The article, headlined ”Cracks in Zuma’s NEC”, reported that Zuma became angry at a national executive committee [NEC] meeting on January 8, saying NEC members were going behind his back.
The ANC complained that the report breached the following articles of the South Africa press code:
- The press shall be obliged to report news truthfully, accurately and fairly;
- News shall be presented in context and in a balanced manner, without any intentional or negligent departure from the facts; and
- Only what may reasonably be true, having regard to the sources of the news, may be presented as fact, and such facts shall be published fairly with due regard to context and importance. If a report is not based on facts, but on opinions, allegation, rumour or suspicion, this shall be made clear, and if there is reason for doubt on the accuracy of a report, it shall be verified, or it shall be shown that this was not possible
The ANC had argued that the words ”sources say” first appeared in paragraph five, with ANC comment in paragraph 11, and that readers may not have read that far to get to its comment.
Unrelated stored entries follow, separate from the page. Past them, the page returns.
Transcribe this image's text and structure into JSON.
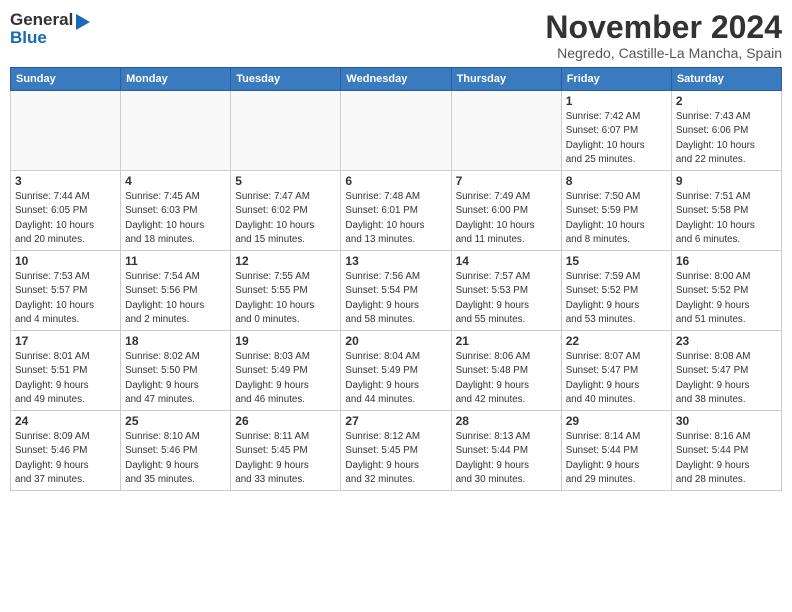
{
  "header": {
    "logo_line1": "General",
    "logo_line2": "Blue",
    "month": "November 2024",
    "location": "Negredo, Castille-La Mancha, Spain"
  },
  "calendar": {
    "days_of_week": [
      "Sunday",
      "Monday",
      "Tuesday",
      "Wednesday",
      "Thursday",
      "Friday",
      "Saturday"
    ],
    "weeks": [
      [
        {
          "day": "",
          "info": ""
        },
        {
          "day": "",
          "info": ""
        },
        {
          "day": "",
          "info": ""
        },
        {
          "day": "",
          "info": ""
        },
        {
          "day": "",
          "info": ""
        },
        {
          "day": "1",
          "info": "Sunrise: 7:42 AM\nSunset: 6:07 PM\nDaylight: 10 hours\nand 25 minutes."
        },
        {
          "day": "2",
          "info": "Sunrise: 7:43 AM\nSunset: 6:06 PM\nDaylight: 10 hours\nand 22 minutes."
        }
      ],
      [
        {
          "day": "3",
          "info": "Sunrise: 7:44 AM\nSunset: 6:05 PM\nDaylight: 10 hours\nand 20 minutes."
        },
        {
          "day": "4",
          "info": "Sunrise: 7:45 AM\nSunset: 6:03 PM\nDaylight: 10 hours\nand 18 minutes."
        },
        {
          "day": "5",
          "info": "Sunrise: 7:47 AM\nSunset: 6:02 PM\nDaylight: 10 hours\nand 15 minutes."
        },
        {
          "day": "6",
          "info": "Sunrise: 7:48 AM\nSunset: 6:01 PM\nDaylight: 10 hours\nand 13 minutes."
        },
        {
          "day": "7",
          "info": "Sunrise: 7:49 AM\nSunset: 6:00 PM\nDaylight: 10 hours\nand 11 minutes."
        },
        {
          "day": "8",
          "info": "Sunrise: 7:50 AM\nSunset: 5:59 PM\nDaylight: 10 hours\nand 8 minutes."
        },
        {
          "day": "9",
          "info": "Sunrise: 7:51 AM\nSunset: 5:58 PM\nDaylight: 10 hours\nand 6 minutes."
        }
      ],
      [
        {
          "day": "10",
          "info": "Sunrise: 7:53 AM\nSunset: 5:57 PM\nDaylight: 10 hours\nand 4 minutes."
        },
        {
          "day": "11",
          "info": "Sunrise: 7:54 AM\nSunset: 5:56 PM\nDaylight: 10 hours\nand 2 minutes."
        },
        {
          "day": "12",
          "info": "Sunrise: 7:55 AM\nSunset: 5:55 PM\nDaylight: 10 hours\nand 0 minutes."
        },
        {
          "day": "13",
          "info": "Sunrise: 7:56 AM\nSunset: 5:54 PM\nDaylight: 9 hours\nand 58 minutes."
        },
        {
          "day": "14",
          "info": "Sunrise: 7:57 AM\nSunset: 5:53 PM\nDaylight: 9 hours\nand 55 minutes."
        },
        {
          "day": "15",
          "info": "Sunrise: 7:59 AM\nSunset: 5:52 PM\nDaylight: 9 hours\nand 53 minutes."
        },
        {
          "day": "16",
          "info": "Sunrise: 8:00 AM\nSunset: 5:52 PM\nDaylight: 9 hours\nand 51 minutes."
        }
      ],
      [
        {
          "day": "17",
          "info": "Sunrise: 8:01 AM\nSunset: 5:51 PM\nDaylight: 9 hours\nand 49 minutes."
        },
        {
          "day": "18",
          "info": "Sunrise: 8:02 AM\nSunset: 5:50 PM\nDaylight: 9 hours\nand 47 minutes."
        },
        {
          "day": "19",
          "info": "Sunrise: 8:03 AM\nSunset: 5:49 PM\nDaylight: 9 hours\nand 46 minutes."
        },
        {
          "day": "20",
          "info": "Sunrise: 8:04 AM\nSunset: 5:49 PM\nDaylight: 9 hours\nand 44 minutes."
        },
        {
          "day": "21",
          "info": "Sunrise: 8:06 AM\nSunset: 5:48 PM\nDaylight: 9 hours\nand 42 minutes."
        },
        {
          "day": "22",
          "info": "Sunrise: 8:07 AM\nSunset: 5:47 PM\nDaylight: 9 hours\nand 40 minutes."
        },
        {
          "day": "23",
          "info": "Sunrise: 8:08 AM\nSunset: 5:47 PM\nDaylight: 9 hours\nand 38 minutes."
        }
      ],
      [
        {
          "day": "24",
          "info": "Sunrise: 8:09 AM\nSunset: 5:46 PM\nDaylight: 9 hours\nand 37 minutes."
        },
        {
          "day": "25",
          "info": "Sunrise: 8:10 AM\nSunset: 5:46 PM\nDaylight: 9 hours\nand 35 minutes."
        },
        {
          "day": "26",
          "info": "Sunrise: 8:11 AM\nSunset: 5:45 PM\nDaylight: 9 hours\nand 33 minutes."
        },
        {
          "day": "27",
          "info": "Sunrise: 8:12 AM\nSunset: 5:45 PM\nDaylight: 9 hours\nand 32 minutes."
        },
        {
          "day": "28",
          "info": "Sunrise: 8:13 AM\nSunset: 5:44 PM\nDaylight: 9 hours\nand 30 minutes."
        },
        {
          "day": "29",
          "info": "Sunrise: 8:14 AM\nSunset: 5:44 PM\nDaylight: 9 hours\nand 29 minutes."
        },
        {
          "day": "30",
          "info": "Sunrise: 8:16 AM\nSunset: 5:44 PM\nDaylight: 9 hours\nand 28 minutes."
        }
      ]
    ]
  }
}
A statement from the appeals panel on Friday said that editor Mathatha Tsedu received information from a member of the ANC NEC concerning an angry outburst by Zuma at an NEC meeting on January 7 2008.
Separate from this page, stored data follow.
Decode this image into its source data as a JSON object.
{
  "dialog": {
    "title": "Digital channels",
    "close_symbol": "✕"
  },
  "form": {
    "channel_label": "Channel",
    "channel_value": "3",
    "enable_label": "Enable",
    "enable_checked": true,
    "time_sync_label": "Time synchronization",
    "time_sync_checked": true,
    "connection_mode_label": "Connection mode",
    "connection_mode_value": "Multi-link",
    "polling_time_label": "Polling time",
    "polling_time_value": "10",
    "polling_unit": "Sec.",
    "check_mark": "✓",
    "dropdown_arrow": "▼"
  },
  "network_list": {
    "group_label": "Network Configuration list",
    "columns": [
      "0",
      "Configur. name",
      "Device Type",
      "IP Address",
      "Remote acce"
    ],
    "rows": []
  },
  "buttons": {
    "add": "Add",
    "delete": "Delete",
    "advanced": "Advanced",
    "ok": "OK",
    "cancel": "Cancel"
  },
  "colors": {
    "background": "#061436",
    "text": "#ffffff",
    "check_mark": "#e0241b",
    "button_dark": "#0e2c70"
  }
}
Tsedu’s sources described the incident on condition of anonymity.
Tsedu briefed political editor S’Thembiso Msomi on the information and Msomi and senior reporter Sabelo Ndlangisa checked the information with their own sources.
Msomi spoke to three sources, all of whom were members of the NEC and attended the meeting.
Two spoke on condition of anonymity and the third, Blade Nzimande, the secretary general of the South African Communist Party, spoke on the record.
Msomi’s first source confirmed that Zuma had indeed expressed his anger and also confirmed that Zuma had later apologised. The second confirmed, in all material respects, the information given to Tsedu.
Msomi also received information from Caiphus Kgosana, a City Press parliamentary correspondent in Cape Town. He had earlier been requested to obtain comment from the ANC and contacted secretary general Gwede Mantashe, who denied that Zuma had said anything about ANC deputy president Kgalema Motlanthe or its treasurer general, Mathews Phosa.
However, Mantashe confirmed that Zuma did refer to people gossiping and back-stabbing and back-biting. He also said Zuma had apologised to the NEC, but for using the word ”angry”, and not for being angry.
Ndlangisa spoke to three sources, all of whom were also members of the NEC and attended the meeting.
Two spoke on condition of anonymity. The third, Phosa, spoke partly on the record and partly off the record.
One of the sources confirmed the information, one denied it. Phosa’s on-the-record comments appeared in the article.
”Zuma never made those comments and the NEC of the ANC is united behind him … I feel humiliated to have to respond to this nonsense. It was expected that the leaders of the ANC will be rubbished,” Phosa told the newspaper.
On the basis of information given and confirmed, and in the context of information that was already in the public domain, Msomi and Ndlangisa concluded that the information given to Tsedu had been corroborated.
The article was approved for publication on January 27.
The ombudsman ruled that it ”takes much more than reasonable belief that a story is true to elevate it to being true”.
However, the Press Council Appeals Panel believed the ombudsman had erred and City Press‘s appeal was upheld.